Saturday, February 23, 2008

Norway builds Noah's Ark seed vault

With Doomsday prophesies attacking our ears and our airwaves, it isn’t difficult to understand how Norway came to the conclusion that we need to insure our survival in case of agricultural catastrophe. The kingdom has built an Arctic repository to preserve the seeds of our food stores in case most of our civilization dies out.

The Svalbard Global Seed Vault is a repository in the Arctic Circle built to store safety copies of vital agricultural info in case of disaster. The first specimens, including 7,000 seeds from 36 different African nations, have shipped to the storehouse, which is due to open February 26.

The Nigerian-based International Institute of Tropical Agriculture sent thousands of duplicates of unique varieties of domesticated and wild cowpea (black-eyed pea), maize, soybean and Bambara groundnut. Shipments from Colombia, Ethiopia, India, Kenya, Mexico, Peru, the Philippines, Syria and Benin are expected later this month.

The seed bank will eventually hoard refrigerated samples of nearly all of the world’s food crops in an effort to preserve our agricultural heritage. If this sounds fatalistic, think again: these crops are vital to nourishing human populations.
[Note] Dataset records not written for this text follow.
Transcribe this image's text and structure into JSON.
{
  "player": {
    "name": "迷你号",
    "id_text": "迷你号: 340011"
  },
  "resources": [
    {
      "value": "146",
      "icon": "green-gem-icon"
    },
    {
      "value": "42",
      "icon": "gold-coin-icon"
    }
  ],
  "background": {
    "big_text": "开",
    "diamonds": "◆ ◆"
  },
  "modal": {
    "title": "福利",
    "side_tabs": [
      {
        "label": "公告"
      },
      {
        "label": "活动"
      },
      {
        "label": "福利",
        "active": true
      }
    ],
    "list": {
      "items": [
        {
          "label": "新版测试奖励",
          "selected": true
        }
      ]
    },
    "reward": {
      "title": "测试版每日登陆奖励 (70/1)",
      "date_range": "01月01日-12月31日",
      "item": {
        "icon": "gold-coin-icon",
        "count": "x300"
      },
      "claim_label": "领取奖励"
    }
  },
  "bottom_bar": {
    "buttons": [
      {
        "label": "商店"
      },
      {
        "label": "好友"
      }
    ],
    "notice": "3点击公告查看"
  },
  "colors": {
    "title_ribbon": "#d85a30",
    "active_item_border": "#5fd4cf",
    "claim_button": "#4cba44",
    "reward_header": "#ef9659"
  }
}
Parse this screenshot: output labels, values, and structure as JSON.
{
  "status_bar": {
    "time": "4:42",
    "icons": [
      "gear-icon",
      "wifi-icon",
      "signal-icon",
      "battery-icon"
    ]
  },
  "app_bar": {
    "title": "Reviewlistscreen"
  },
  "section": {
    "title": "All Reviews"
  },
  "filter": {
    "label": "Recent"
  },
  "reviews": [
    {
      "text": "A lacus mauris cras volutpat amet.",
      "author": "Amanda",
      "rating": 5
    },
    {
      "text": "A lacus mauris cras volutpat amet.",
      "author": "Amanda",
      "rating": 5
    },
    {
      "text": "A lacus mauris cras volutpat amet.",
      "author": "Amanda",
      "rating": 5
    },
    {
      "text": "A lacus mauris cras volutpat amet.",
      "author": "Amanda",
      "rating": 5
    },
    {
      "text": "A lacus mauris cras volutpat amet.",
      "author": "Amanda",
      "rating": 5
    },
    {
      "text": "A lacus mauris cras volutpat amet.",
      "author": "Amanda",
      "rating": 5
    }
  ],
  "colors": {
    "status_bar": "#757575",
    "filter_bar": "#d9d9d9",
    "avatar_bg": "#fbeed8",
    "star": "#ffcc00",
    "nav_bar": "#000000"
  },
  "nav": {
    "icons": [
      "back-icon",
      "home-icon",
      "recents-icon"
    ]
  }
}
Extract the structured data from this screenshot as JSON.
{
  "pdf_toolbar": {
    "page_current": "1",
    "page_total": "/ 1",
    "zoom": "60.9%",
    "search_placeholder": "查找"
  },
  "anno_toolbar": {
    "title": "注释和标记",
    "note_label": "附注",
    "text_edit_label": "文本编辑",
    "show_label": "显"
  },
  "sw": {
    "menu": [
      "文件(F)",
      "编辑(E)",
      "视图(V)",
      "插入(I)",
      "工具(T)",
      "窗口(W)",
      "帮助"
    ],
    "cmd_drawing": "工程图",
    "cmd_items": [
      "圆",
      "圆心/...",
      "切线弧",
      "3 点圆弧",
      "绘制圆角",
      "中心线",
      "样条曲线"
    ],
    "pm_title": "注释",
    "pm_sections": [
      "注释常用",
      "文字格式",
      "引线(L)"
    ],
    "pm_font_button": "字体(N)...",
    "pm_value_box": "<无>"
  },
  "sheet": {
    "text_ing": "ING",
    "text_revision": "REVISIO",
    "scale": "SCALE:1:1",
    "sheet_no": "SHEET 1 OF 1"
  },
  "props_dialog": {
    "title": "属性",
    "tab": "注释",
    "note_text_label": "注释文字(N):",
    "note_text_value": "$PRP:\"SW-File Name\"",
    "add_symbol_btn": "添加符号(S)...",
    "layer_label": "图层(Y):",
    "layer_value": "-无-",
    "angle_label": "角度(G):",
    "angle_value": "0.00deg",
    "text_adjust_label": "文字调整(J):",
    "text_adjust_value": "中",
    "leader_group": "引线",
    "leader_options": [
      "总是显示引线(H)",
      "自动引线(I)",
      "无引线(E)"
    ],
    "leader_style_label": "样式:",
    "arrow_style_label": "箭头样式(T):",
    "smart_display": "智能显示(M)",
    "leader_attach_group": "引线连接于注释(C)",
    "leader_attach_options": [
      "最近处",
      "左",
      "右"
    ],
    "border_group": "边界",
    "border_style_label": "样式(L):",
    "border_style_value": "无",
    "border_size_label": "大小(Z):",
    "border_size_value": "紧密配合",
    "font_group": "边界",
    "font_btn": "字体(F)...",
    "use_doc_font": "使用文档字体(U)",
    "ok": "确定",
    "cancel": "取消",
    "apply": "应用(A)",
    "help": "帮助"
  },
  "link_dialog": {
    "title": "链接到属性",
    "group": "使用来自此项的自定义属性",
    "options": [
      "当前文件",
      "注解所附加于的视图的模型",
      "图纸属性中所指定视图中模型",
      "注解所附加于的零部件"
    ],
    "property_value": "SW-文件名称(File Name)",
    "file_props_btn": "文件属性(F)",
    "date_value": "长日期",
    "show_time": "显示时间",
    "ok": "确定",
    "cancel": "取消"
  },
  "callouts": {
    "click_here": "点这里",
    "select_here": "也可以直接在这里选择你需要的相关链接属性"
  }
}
“So called ‘orphan’ crops like cowpea and groundnut are not minor or insignificant crops,” said Cary Fowler, executive director of the Global Crop Diversity Trust. “They are of great importance to regional food security. In addition, they are often adapted to harsh environments and are diverse in terms of their genetic, agroclimatic and economic niches.”

What this means to you: if a man-made or natural disaster threatens our agricultural systems, the seed bank will bolster our food security. Cowpea cupcakes for everyone!